Ex-dancer Hortense Allen Jordan dies at 88
Hortense Allen Jordan, 88, a dancer, choreographer, producer and costume designer in East Coast clubs and theaters for more than five decades, died March 15 of heart failure at Golden Living in Germantown. She was a longtime resident of North Philadelphia.
Hortense Allen Jordan, 88, a dancer, choreographer, producer and costume designer in East Coast clubs and theaters for more than five decades, died March 15 of heart failure at Golden Living in Germantown. She was a longtime resident of North Philadelphia.

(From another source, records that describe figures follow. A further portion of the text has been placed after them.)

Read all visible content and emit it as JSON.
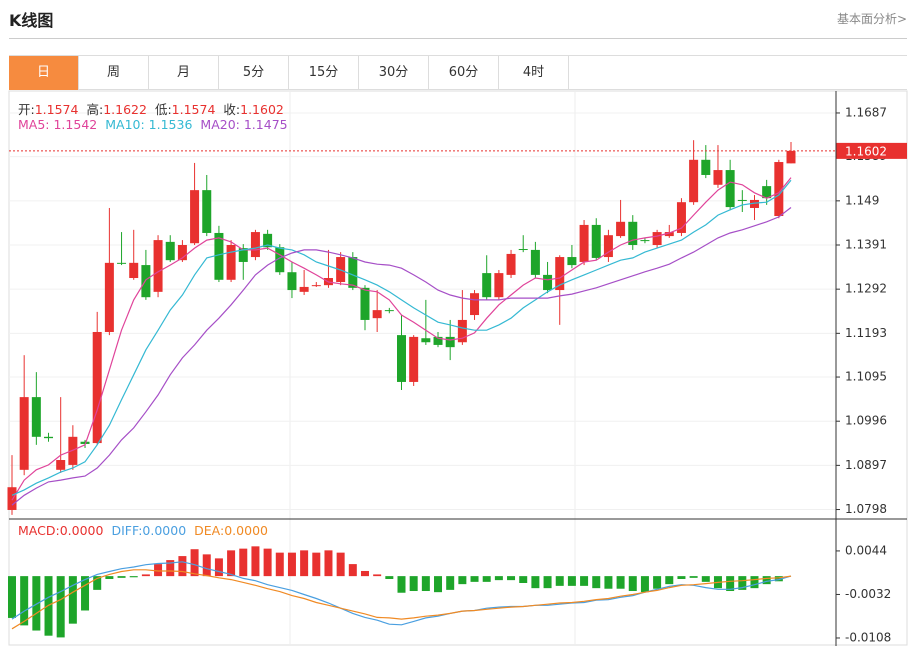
{
  "header": {
    "title": "K线图",
    "link": "基本面分析>"
  },
  "tabs": {
    "items": [
      "日",
      "周",
      "月",
      "5分",
      "15分",
      "30分",
      "60分",
      "4时"
    ],
    "active": 0
  },
  "chart_data": [
    {
      "type": "candlestick",
      "ohlc_labels": {
        "open": "开:",
        "high": "高:",
        "low": "低:",
        "close": "收:"
      },
      "up_color": "#e8312f",
      "down_color": "#1ea52a",
      "candles": {
        "open": [
          1.0797,
          1.0887,
          1.105,
          1.0961,
          1.0887,
          1.0898,
          1.095,
          1.0947,
          1.1196,
          1.1351,
          1.1317,
          1.1346,
          1.1286,
          1.1398,
          1.1357,
          1.1395,
          1.1514,
          1.1418,
          1.1313,
          1.1384,
          1.1364,
          1.1416,
          1.1386,
          1.133,
          1.1286,
          1.1299,
          1.1301,
          1.1308,
          1.1364,
          1.1295,
          1.1227,
          1.1245,
          1.1189,
          1.1084,
          1.1182,
          1.1185,
          1.1185,
          1.1173,
          1.1234,
          1.1328,
          1.1274,
          1.1324,
          1.1382,
          1.138,
          1.1324,
          1.129,
          1.1364,
          1.1353,
          1.1436,
          1.1364,
          1.1411,
          1.1443,
          1.1402,
          1.1391,
          1.1411,
          1.1418,
          1.1487,
          1.1582,
          1.1526,
          1.1559,
          1.1492,
          1.1474,
          1.1523,
          1.1456,
          1.1574
        ],
        "high": [
          1.092,
          1.1144,
          1.1106,
          1.097,
          1.105,
          1.0987,
          1.0954,
          1.1241,
          1.1474,
          1.142,
          1.1425,
          1.138,
          1.1413,
          1.1413,
          1.1402,
          1.1575,
          1.1548,
          1.1434,
          1.1402,
          1.1393,
          1.1425,
          1.1425,
          1.1393,
          1.1353,
          1.1335,
          1.1308,
          1.138,
          1.1375,
          1.1375,
          1.1301,
          1.129,
          1.125,
          1.1234,
          1.1189,
          1.1268,
          1.1196,
          1.1223,
          1.129,
          1.129,
          1.1368,
          1.1335,
          1.138,
          1.1413,
          1.1398,
          1.1353,
          1.1368,
          1.1391,
          1.1447,
          1.1451,
          1.1425,
          1.1492,
          1.1458,
          1.1407,
          1.1425,
          1.1436,
          1.1496,
          1.1626,
          1.1615,
          1.1615,
          1.1582,
          1.1514,
          1.1503,
          1.1537,
          1.1582,
          1.1622
        ],
        "low": [
          1.0786,
          1.0875,
          1.0943,
          1.095,
          1.088,
          1.0887,
          1.0936,
          1.0943,
          1.1189,
          1.1346,
          1.1313,
          1.1268,
          1.1274,
          1.1353,
          1.1353,
          1.1391,
          1.1411,
          1.1308,
          1.1308,
          1.1313,
          1.1357,
          1.138,
          1.1324,
          1.1272,
          1.1279,
          1.1297,
          1.1295,
          1.1301,
          1.129,
          1.12,
          1.1196,
          1.1238,
          1.1066,
          1.1075,
          1.1167,
          1.1162,
          1.1133,
          1.1167,
          1.1223,
          1.1268,
          1.1268,
          1.1317,
          1.1375,
          1.1317,
          1.1283,
          1.1212,
          1.1339,
          1.1346,
          1.1357,
          1.1353,
          1.1407,
          1.138,
          1.1395,
          1.1384,
          1.1407,
          1.1411,
          1.1481,
          1.1541,
          1.1519,
          1.1469,
          1.1465,
          1.1447,
          1.1481,
          1.1451,
          1.1574
        ],
        "close": [
          1.0848,
          1.105,
          1.0961,
          1.0958,
          1.0909,
          1.0961,
          1.0945,
          1.1196,
          1.1351,
          1.1349,
          1.1351,
          1.1274,
          1.1402,
          1.1357,
          1.1391,
          1.1514,
          1.1418,
          1.1313,
          1.1391,
          1.1353,
          1.142,
          1.1386,
          1.133,
          1.129,
          1.1297,
          1.1301,
          1.1317,
          1.1364,
          1.1295,
          1.1223,
          1.1245,
          1.1243,
          1.1084,
          1.1185,
          1.1173,
          1.1167,
          1.1162,
          1.1223,
          1.1283,
          1.1274,
          1.1328,
          1.1371,
          1.138,
          1.1324,
          1.129,
          1.1364,
          1.1346,
          1.1436,
          1.1362,
          1.1413,
          1.1443,
          1.1391,
          1.14,
          1.142,
          1.142,
          1.1487,
          1.1582,
          1.1548,
          1.1559,
          1.1476,
          1.149,
          1.1492,
          1.1496,
          1.1577,
          1.1602
        ]
      },
      "legend_separator": ": ",
      "series": [
        {
          "name": "MA5",
          "color": "#e0449a",
          "values": [
            1.0819,
            1.0864,
            1.0887,
            1.0898,
            1.092,
            1.0931,
            1.0943,
            1.1021,
            1.1111,
            1.12,
            1.1268,
            1.1313,
            1.1331,
            1.1346,
            1.1362,
            1.1384,
            1.1402,
            1.1407,
            1.1398,
            1.138,
            1.138,
            1.1384,
            1.1369,
            1.1353,
            1.1339,
            1.1324,
            1.1308,
            1.1304,
            1.1301,
            1.129,
            1.1286,
            1.1268,
            1.1234,
            1.1218,
            1.12,
            1.1182,
            1.1178,
            1.1182,
            1.1194,
            1.1227,
            1.1257,
            1.1279,
            1.1301,
            1.1317,
            1.1313,
            1.1317,
            1.1335,
            1.1353,
            1.1357,
            1.1375,
            1.1391,
            1.1402,
            1.1407,
            1.1411,
            1.1418,
            1.1429,
            1.1458,
            1.1487,
            1.1514,
            1.1532,
            1.1526,
            1.1508,
            1.1496,
            1.1508,
            1.1542
          ]
        },
        {
          "name": "MA10",
          "color": "#35b9d3",
          "values": [
            1.083,
            1.0842,
            1.0857,
            1.0869,
            1.0882,
            1.0891,
            1.0905,
            1.0943,
            1.0987,
            1.1044,
            1.11,
            1.1156,
            1.12,
            1.1245,
            1.1279,
            1.1324,
            1.1362,
            1.1369,
            1.1375,
            1.138,
            1.1384,
            1.1391,
            1.1384,
            1.138,
            1.1369,
            1.1353,
            1.1344,
            1.1335,
            1.1324,
            1.1313,
            1.1301,
            1.1286,
            1.1268,
            1.125,
            1.1234,
            1.1218,
            1.1212,
            1.1205,
            1.12,
            1.12,
            1.1212,
            1.1227,
            1.125,
            1.1268,
            1.1286,
            1.1301,
            1.1313,
            1.1324,
            1.1335,
            1.1346,
            1.1357,
            1.1362,
            1.1375,
            1.1384,
            1.1393,
            1.1402,
            1.142,
            1.1436,
            1.1458,
            1.147,
            1.1481,
            1.1485,
            1.1487,
            1.1503,
            1.1536
          ]
        },
        {
          "name": "MA20",
          "color": "#a64fc7",
          "values": [
            1.0808,
            1.083,
            1.0846,
            1.086,
            1.0864,
            1.0869,
            1.0873,
            1.0891,
            1.092,
            1.0954,
            1.0981,
            1.1017,
            1.1055,
            1.11,
            1.1138,
            1.1167,
            1.12,
            1.1227,
            1.1257,
            1.129,
            1.1324,
            1.1346,
            1.1362,
            1.1373,
            1.138,
            1.138,
            1.1375,
            1.1369,
            1.1362,
            1.1353,
            1.1348,
            1.1346,
            1.1339,
            1.1324,
            1.1308,
            1.129,
            1.1279,
            1.1272,
            1.1268,
            1.1268,
            1.1268,
            1.1272,
            1.1272,
            1.1272,
            1.1272,
            1.1277,
            1.1281,
            1.1288,
            1.1295,
            1.1304,
            1.1313,
            1.1322,
            1.1331,
            1.1339,
            1.1348,
            1.1362,
            1.1375,
            1.1391,
            1.1407,
            1.1418,
            1.1425,
            1.1434,
            1.1443,
            1.1454,
            1.1475
          ]
        }
      ],
      "ylim": [
        1.0779,
        1.1734
      ],
      "yticks": [
        1.1687,
        1.1589,
        1.149,
        1.1391,
        1.1292,
        1.1193,
        1.1095,
        1.0996,
        1.0897,
        1.0798
      ],
      "grid": true,
      "last_price_line": true
    },
    {
      "type": "macd",
      "up_color": "#e8312f",
      "down_color": "#1ea52a",
      "legend_separator": ":",
      "bars": {
        "name": "MACD",
        "current_label": "0.0000",
        "values": [
          -0.0073,
          -0.0086,
          -0.0095,
          -0.0104,
          -0.0107,
          -0.0083,
          -0.006,
          -0.0024,
          -0.0005,
          -0.0003,
          -0.0002,
          0.0003,
          0.0021,
          0.0028,
          0.0035,
          0.0047,
          0.0038,
          0.0031,
          0.0045,
          0.0048,
          0.0052,
          0.0048,
          0.0041,
          0.0041,
          0.0045,
          0.0041,
          0.0045,
          0.0041,
          0.0021,
          0.0009,
          0.0003,
          -0.0005,
          -0.0029,
          -0.0026,
          -0.0026,
          -0.0028,
          -0.0024,
          -0.0014,
          -0.001,
          -0.001,
          -0.0007,
          -0.0007,
          -0.0012,
          -0.0021,
          -0.0021,
          -0.0017,
          -0.0017,
          -0.0017,
          -0.0021,
          -0.0022,
          -0.0022,
          -0.0026,
          -0.0028,
          -0.0022,
          -0.0014,
          -0.0005,
          -0.0003,
          -0.001,
          -0.0021,
          -0.0026,
          -0.0024,
          -0.0021,
          -0.0014,
          -0.0009,
          0
        ]
      },
      "series": [
        {
          "name": "DIFF",
          "color": "#4a9fe0",
          "current_label": "0.0000",
          "values": [
            -0.0075,
            -0.0061,
            -0.0049,
            -0.0037,
            -0.0027,
            -0.0016,
            -0.0006,
            0.0003,
            0.0008,
            0.0013,
            0.0016,
            0.002,
            0.0022,
            0.0023,
            0.0025,
            0.002,
            0.0013,
            0.0008,
            0.0003,
            -0.0004,
            -0.0008,
            -0.0015,
            -0.002,
            -0.0025,
            -0.0032,
            -0.0039,
            -0.0047,
            -0.0056,
            -0.0065,
            -0.0072,
            -0.0077,
            -0.0084,
            -0.0085,
            -0.0079,
            -0.0073,
            -0.007,
            -0.0065,
            -0.0061,
            -0.006,
            -0.0056,
            -0.0054,
            -0.0053,
            -0.0053,
            -0.0051,
            -0.0051,
            -0.0049,
            -0.0047,
            -0.0046,
            -0.0042,
            -0.0041,
            -0.0037,
            -0.0034,
            -0.0028,
            -0.0023,
            -0.0018,
            -0.0015,
            -0.0016,
            -0.002,
            -0.0023,
            -0.0023,
            -0.002,
            -0.0015,
            -0.0009,
            -0.0006,
            0
          ]
        },
        {
          "name": "DEA",
          "color": "#f08a24",
          "current_label": "0.0000",
          "values": [
            -0.0092,
            -0.0079,
            -0.0065,
            -0.0051,
            -0.0041,
            -0.0028,
            -0.0016,
            -0.0004,
            0.0003,
            0.0008,
            0.0011,
            0.0011,
            0.0009,
            0.0009,
            0.0008,
            0.0004,
            0.0001,
            -0.0003,
            -0.0006,
            -0.0011,
            -0.0016,
            -0.0022,
            -0.0027,
            -0.0034,
            -0.0039,
            -0.0046,
            -0.0051,
            -0.0056,
            -0.0061,
            -0.0066,
            -0.0072,
            -0.0073,
            -0.0075,
            -0.0073,
            -0.007,
            -0.0068,
            -0.0065,
            -0.0061,
            -0.006,
            -0.0058,
            -0.0056,
            -0.0054,
            -0.0053,
            -0.0051,
            -0.0049,
            -0.0047,
            -0.0046,
            -0.0044,
            -0.0041,
            -0.0039,
            -0.0035,
            -0.0032,
            -0.0028,
            -0.0025,
            -0.002,
            -0.0016,
            -0.0015,
            -0.0013,
            -0.0011,
            -0.0009,
            -0.0008,
            -0.0006,
            -0.0004,
            -0.0003,
            0
          ]
        }
      ],
      "ylim": [
        -0.0122,
        0.0098
      ],
      "yticks": [
        0.0044,
        -0.0032,
        -0.0108
      ]
    }
  ]
}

LaVaughn Robinson, Philadelphia's master tap dancer, who died in January, often spoke of being transfixed by Mrs. Jordan when the curtains opened at the Earl Theatre in the late 1950s. She was dancing atop a drum. "She looked like a giant," he said. And a giant of the stage she was.
Mrs. Jordan's imposing figure was often at the head of chorus lines at the Paramount on Broadway, the Apollo Theater, Club Harlem in Atlantic City, and the Robin Hood Dell in Fairmount Park.
Mrs. Jordan produced shows that headlined boxing champion (and tap dancer) Sugar Ray Robinson, bandleader Louis Jordan, and singer James Brown.
Undeterred by the refusal of many costume houses to rent to black companies, she designed and sewed dazzling costumes that graced her shows, which she choreographed.
Raised in East St. Louis, Ill., Mrs. Jordan, the eighth of 13 children, dreamed of being a doctor. With no money for college, she began dancing professionally at 14 before graduating from high school.
She formed her own chorus line by the time she was 20 and performed in Midwestern clubs and theaters to rave reviews before coming east in 1954.
In 1955, she married Theodore Jordan, a Philadelphia detective and later commissioner of the city's Recreation Department. They bought five homes in North Philadelphia and ran Jordan's Personal Care boarding homes for the handicapped and infirm. Theodore Jordan died in 1994.
"My grandmother loved to take care of people. She and her boarding-house staff fed and clothed her tenants and made sure they took their medicine and had rides to the doctor," Candice Lee said. "When she was not traveling, she also had dinner on the table for her grandchildren every day at 4 p.m. - and she continued to dance and make costumes."
In 1994, Mrs. Jordan was artistic director for Stepping in Time, a music and dance revue of African American performers produced by the Philadelphia Folklore Project. She is one of four African American women whose dancing careers are featured in the video documentary Plenty of Good Women Dancers, which has been shown on public television and screened at the Black Lily Festival.
"For six decades, Hortense Allen Jordan was seldom given credit. Her achievements were known largely as word of mouth among contemporaries," said Germaine Ingram, LaVaughn Robinson's tap partner, associate director of the Philadelphia Folklore Project, and coproducer of Plenty.
Mrs. Jordan was paid a pittance in 1947 for dancing with Billy Eckstine and his orchestra in the movie Rhythm in a Riff.
"Miraculously, we found a video of her performance and showed it to her," Ingram said. "Looking at Rhythm in a Riff 50 years later was the first time she ever saw herself dance."
In addition to her granddaughter, Mrs. Jordan is survived by a son, Philip Allen, and four other grandchildren. Son Dewey Allen died in 1975, and son Theodore Jordan Sr. died in 1998.
Friends may visit at 9 a.m. tomorrow at Our Lady of Hope Roman Catholic Church, 19th and Tioga Streets. A Funeral Mass will follow at 10. Burial will be in Ivy Hill Cemetery.